We do the attribute join in the code cell below. The "on" arguement is set to the column name that is used to match rows in europe_boundaries to rows in europe_stats

In [17]:
# Use an attribute join to merge data about countries in Europe
europe = europe_boundaries.merge(europe_stats, on='name')
europe.head()

Unnamed: 0,name,geometry,pop_est,gdp_md_est
0,Russia,"MULTIPOLYGON (((178.725 71.099, 180.000 71.516...",142257519,3745000.0
1,Norway,"MULTIPOLYGON (((15.143 79.674, 15.523 80.016, ...",5320045,364700.0
2,France,"MULTIPOLYGON (((-51.658 4.156, -52.249 3.241, ...",67106161,2699000.0
3,Sweden,"POLYGON ((11.027 58.856, 11.468 59.432, 12.300...",9960487,498100.0
4,Belarus,"POLYGON ((28.177 56.169, 29.230 55.918, 29.372...",9549747,165400.0


### Spatial Join
Another type of join is a spatial join. With a spatial join we combine GeoDataFrames based on the spatial relationships between the objects in the geometry columns. For instance we can have a GeoDataFrame universities containing the geocoded addresses of European universities. We can use spatial join to match each university to its corresponding country. We do this by gpd.sjoin()

In [18]:
# The syntax is
# european_universities = gpd.sjoin(universities, europe)

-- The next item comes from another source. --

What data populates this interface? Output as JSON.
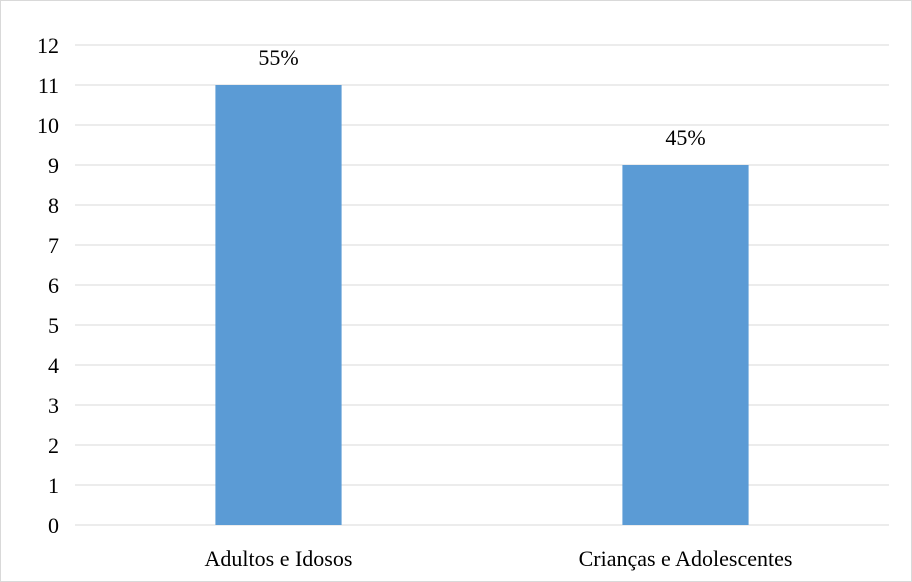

The spatial join above looks at the "geometry" columns in both GeoDataFrames. If a Point object from the universities GeoDataFrame intersects a Polygon object from the europe DataFrame, the corresponding rows are combined and added as a single row of the european_universities DataFrame. Otherwise, countries without a matching university (and universities without a matching country) are omitted from the results.

The gpd.sjoin() method is customizable for different types of joins, through the how and op arguments. For instance, you can do the equivalent of a SQL left (or right) join by setting how='left' (or how='right').